High LNG prices could stunt demand in Asia

High LNG prices could stunt demand in Asia

Market volatility and supply uncertainties brewing as a result of the Russia-Ukraine conflict are driving up spot liquefied natural gas (LNG) prices in the Asian continent, particularly South and Southeast Asia. The increasingly high LNG prices may cripple demand expansion in Asia even as it is forecast to drive global demand growth, said author and analyst Damon Evans.

Many Asian nations have recently revised their long-term power development strategies to incorporate more gas into their energy transition, with low LNG prices seen over the past few years making it easier to justify new and heavier investments into LNG-related infrastructure from an economic standpoint, revealed analysts at Fitch Solutions (Fitch).

However, the firm was quick to warn that continued high LNG prices “potentially spells trouble in the more price-sensitive markets in [Asia], fuelling murmurs of the risks involved with becoming overly exposed to LNG.”

Fitch highlighted the difficult market conditions for Asia’s net LNG importing markets which rely on the fuel for power generation: “A short-term measure being adopted in some markets to navigate the current price upturn has been to use more coal, which even after its own recent price rally, remains a cheaper power source compared to gas.”

Price volatility in LNG markets will not go away for at least five years, but in turn create demand destruction in emerging markets, according to Sam Reynolds, an energy finance analyst with the Institute for Energy Economics and Financial Analysis (IEEFA).

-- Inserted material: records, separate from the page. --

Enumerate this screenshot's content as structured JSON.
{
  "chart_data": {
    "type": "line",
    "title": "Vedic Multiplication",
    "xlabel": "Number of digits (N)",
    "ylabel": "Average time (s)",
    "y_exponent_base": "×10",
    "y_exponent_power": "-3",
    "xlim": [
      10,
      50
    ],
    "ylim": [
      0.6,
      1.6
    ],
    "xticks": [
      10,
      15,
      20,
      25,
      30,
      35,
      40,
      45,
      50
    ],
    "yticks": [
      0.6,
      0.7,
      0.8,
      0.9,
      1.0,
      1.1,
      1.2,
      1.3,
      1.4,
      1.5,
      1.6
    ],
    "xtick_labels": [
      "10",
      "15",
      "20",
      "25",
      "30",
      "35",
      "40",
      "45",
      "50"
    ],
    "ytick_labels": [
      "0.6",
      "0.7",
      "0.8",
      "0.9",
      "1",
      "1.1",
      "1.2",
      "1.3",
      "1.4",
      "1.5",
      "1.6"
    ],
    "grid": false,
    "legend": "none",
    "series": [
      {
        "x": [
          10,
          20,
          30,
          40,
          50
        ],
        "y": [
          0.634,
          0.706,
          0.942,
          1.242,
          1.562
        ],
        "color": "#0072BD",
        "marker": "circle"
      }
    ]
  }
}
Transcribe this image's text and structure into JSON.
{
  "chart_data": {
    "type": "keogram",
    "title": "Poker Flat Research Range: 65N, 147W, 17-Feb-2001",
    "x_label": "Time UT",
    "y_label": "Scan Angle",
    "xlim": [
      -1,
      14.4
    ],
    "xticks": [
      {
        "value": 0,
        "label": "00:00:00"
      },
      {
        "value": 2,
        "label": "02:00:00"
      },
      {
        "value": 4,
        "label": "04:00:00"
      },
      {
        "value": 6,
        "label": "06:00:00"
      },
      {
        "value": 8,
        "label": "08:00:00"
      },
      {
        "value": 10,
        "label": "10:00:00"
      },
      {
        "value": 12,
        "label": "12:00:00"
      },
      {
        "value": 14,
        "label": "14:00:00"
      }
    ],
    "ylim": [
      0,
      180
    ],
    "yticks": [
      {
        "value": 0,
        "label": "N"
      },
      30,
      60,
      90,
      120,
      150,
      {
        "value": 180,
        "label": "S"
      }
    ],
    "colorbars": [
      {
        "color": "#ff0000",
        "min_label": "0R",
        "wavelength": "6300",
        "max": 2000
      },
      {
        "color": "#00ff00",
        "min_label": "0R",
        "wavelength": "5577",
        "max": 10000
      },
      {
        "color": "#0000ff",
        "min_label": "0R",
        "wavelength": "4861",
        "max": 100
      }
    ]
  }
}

IEEFA focuses on the economic, financial, and climate risks associated with natural gas and LNG infrastructure developments in emerging Asia.

“By the time newly sanctioned LNG export projects arrive in the market, prospective customers may already have moved on,” Reynolds said. “As [price] volatility continues, mature and emerging LNG importers are seeking the nearest exit – if they take more permanent steps to limit LNG demand, exporters may find liquefaction assets increasingly unnecessary or unviable.”

Indeed, there is a real risk that demand expansion across some markets could stall or even trend downwards in the coming months, in response to higher prices. LNG delivery data cited by Fitch shows that berths for LNG import vessels at ports in Asia fell 7% during the first four months of 2022 compared to the same period in 2021 (spot LNG price average US$17.9/million British thermal units (Btu)), while the same indicator for Europe showed a 49% jump year-on-year.

Asian spot LNG prices averaged US$23.6/million Btu during the first two weeks of May 2022, slightly lower than the year-to-date average of US$29.9/million Btu.